T3 – Mental Warfare In Doubles

Mental Warfare In Doubles

By Kyle Mollison, USPTA

Like it or not tennis is a mind game, and unfortunately (or fortunately depending on how you look at it) the player with better strokes doesn’t always win, it’s almost always the mentally tougher. Check out these 2 strategies for waging mental warfare in doubles:

Drive a Wedge Between Them

We talked about this before, but doubles teams are their most successful when they believe in each other and have positive attitudes towards each other. A great way to disrupt that is to identify which of your opponents is the weaker of the two and play to them. Play to that player until they give you an obvious put away; take the put away shot at the stronger of the two players. This will help to drive a wedge between them because one will feel bad for getting balls pummeled at their partner, and the other will get annoyed with their partner for making them a target.

Chatter & Head Fakes

A great way to get into your opponent’s’ head is to poach, and head fake.
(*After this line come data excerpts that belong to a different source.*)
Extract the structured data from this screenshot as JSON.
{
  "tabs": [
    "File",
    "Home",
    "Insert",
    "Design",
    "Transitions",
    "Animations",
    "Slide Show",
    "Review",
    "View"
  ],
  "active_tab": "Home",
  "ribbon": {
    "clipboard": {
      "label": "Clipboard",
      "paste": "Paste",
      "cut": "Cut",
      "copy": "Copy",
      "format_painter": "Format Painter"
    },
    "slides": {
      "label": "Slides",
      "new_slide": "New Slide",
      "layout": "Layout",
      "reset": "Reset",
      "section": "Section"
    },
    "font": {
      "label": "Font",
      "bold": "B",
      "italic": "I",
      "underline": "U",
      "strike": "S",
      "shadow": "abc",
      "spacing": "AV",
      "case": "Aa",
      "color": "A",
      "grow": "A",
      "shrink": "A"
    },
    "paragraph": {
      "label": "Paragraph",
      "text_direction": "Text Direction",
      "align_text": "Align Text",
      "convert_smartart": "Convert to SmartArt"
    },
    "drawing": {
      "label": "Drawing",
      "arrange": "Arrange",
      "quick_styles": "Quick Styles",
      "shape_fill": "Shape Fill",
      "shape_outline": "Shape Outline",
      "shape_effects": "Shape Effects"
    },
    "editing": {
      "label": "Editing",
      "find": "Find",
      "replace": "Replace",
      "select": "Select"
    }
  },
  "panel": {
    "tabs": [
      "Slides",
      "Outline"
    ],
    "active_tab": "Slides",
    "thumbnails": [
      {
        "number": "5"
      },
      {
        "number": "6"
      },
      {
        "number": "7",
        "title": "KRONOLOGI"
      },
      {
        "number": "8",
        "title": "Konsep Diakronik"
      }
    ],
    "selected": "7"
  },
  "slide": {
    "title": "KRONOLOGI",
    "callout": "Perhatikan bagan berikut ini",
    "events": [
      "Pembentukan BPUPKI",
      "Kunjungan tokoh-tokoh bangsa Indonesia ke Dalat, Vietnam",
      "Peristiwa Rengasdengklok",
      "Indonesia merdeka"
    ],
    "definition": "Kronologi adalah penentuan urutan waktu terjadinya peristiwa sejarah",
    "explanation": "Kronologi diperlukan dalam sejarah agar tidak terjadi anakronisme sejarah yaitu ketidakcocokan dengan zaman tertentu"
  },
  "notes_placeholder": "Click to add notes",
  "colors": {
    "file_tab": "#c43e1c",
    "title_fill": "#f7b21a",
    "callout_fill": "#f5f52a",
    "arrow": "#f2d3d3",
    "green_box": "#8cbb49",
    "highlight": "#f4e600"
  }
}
However to make this tactic even more mentally imposing whether you are going to poach, head fake, or stay, go back and chat with your partner. It can be quiet or it can be just loud enough for your opponents to possibly hear it, but the idea is that your opponent is thinking something crazy is coming, and that puts pressure on them. Another version on this is to say that you are doing one thing to them, but signal going somewhere else and following the signal rather than your audible.